ADLIB Lighting supplies Bat For Lashes Tour

adlib-bat-for-lashes-nat-closea.jpg

ADLIB's supplied lighting equipment and crew for lighting designer Ali Pike on the latest UK leg of the Bat For Lashes "Two Suns" 2009 world tour, which has been ongoing most of the year following the release of Natasha Khan's acclaimed second album.

Pike has been working with the highly talented and dynamic alternative rock musician and singer/songwriter all year. ADLIB lighting has also been supplying various 'specials' packages for other sections of the tour, but for this one, it all stepped up a level on the production front, with a complete redesign of the show including a new set, look and feel.

This permutation of the design started with meetings between Pike and Natasha Khan who also has a visual arts background and strong ideas of her own. Also, after playing a couple of shows - in Chicago and London - that were memorable for extreme meteorology - they came up with the concept of creating an intensely atmospheric stage ambience based around different weather conditions.

The conventional way to do this would have been using video projection, but this time around, the budget didn't quite stretch, so Pike decided to create the desired result using some inventive, theatrical, old-skool lighting and effects - a challenge that she relished and approached with much enthusiasm.

The project was managed for ADLIB by John Hughes. "ADLIB were great in helping customise certain fixtures like the animation wheels and special gobos, which were put into in the MAC 700s," says Pike. These helped produce elements like sunsets, stormy skies, etc.

The backdrop was a printed photo montage of a tornado against a big, angry, grey stormy sky, merged with a separate image of a car on the road - emphasising the power and strength of the weather and natural elements. With the application of some clever lighting and a bit of imagination, its visual appearance could be transformed into many different locations and weathers.

They toured a front and back truss - using Martin Professional MAC 700 moving lights as the main fixtures.
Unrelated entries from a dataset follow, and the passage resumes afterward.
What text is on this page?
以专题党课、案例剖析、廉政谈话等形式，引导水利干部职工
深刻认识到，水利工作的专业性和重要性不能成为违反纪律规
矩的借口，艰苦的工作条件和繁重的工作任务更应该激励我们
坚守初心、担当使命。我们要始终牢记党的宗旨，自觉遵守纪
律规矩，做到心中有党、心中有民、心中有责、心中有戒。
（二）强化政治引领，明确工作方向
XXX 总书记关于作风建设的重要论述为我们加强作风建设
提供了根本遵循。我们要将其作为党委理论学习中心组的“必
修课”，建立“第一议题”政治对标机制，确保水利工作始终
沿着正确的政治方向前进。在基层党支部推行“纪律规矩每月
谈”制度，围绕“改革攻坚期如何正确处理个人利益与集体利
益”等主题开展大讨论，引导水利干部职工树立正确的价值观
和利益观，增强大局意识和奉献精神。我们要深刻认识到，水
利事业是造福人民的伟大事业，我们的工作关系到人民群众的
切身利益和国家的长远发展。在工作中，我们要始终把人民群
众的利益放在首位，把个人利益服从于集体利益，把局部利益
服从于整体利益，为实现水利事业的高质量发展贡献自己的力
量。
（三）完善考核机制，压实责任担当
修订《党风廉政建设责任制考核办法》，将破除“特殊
On the back truss were 6 x MAC 700 Profiles and 4 Washes, with 6 Source Four Zooms to provide individual white light 'practicals' for the band positions so they weren't left in the dark. Two MAC 700 Washes were rigged on the front truss along with 4 Source Four profiles.

On the floor were six MAC 700 Profiles including 2 positioned on the side fills - always handy for mid level side stage beams, with another 4 x Washes upstage of the backline to up-light the band or the backdrop.

Four PixelLine LED battens were put behind each band member, pointing forward and providing bold bands of colour coming up from the floor, with two Atomic strobes and colour changers sitting at the upstage corners.

Six bespoke Perspex topped light boxes printed with desert and Joshua tree images sourced by Khan were adapted by ADLIB so they could be internally lit with JTE Micro-E LED fixtures.

Pike integrated 8 Beadlight Super Tubes into the design to add some classy shimmer and glitter into the visual picture. Intended as an architectural fixture, these were customised, cabled, clamped and made tourable by the ADLIB team in their Liverpool workshop. These are video activated and were fed by one of Beadlight's proprietary media servers, for which Pike chose content based on cloud formations, skies and other natural and elemental forces.

The media server was triggered from the Avolites Pearl Expert console that she used to run all the show lighting.

Other spangly bits included festoons draped along the back truss and fairy lights, which were randomly slung around the keyboards, drums and centre vocal mic.

ADLIB's technician Neil Holloway worked alongside Pike on the tour, and she comments that he was "Amazing!" adding, "As always the standard and level of service from ADLIB has been excellent - nothing is ever too much trouble - and it's been great working with them again".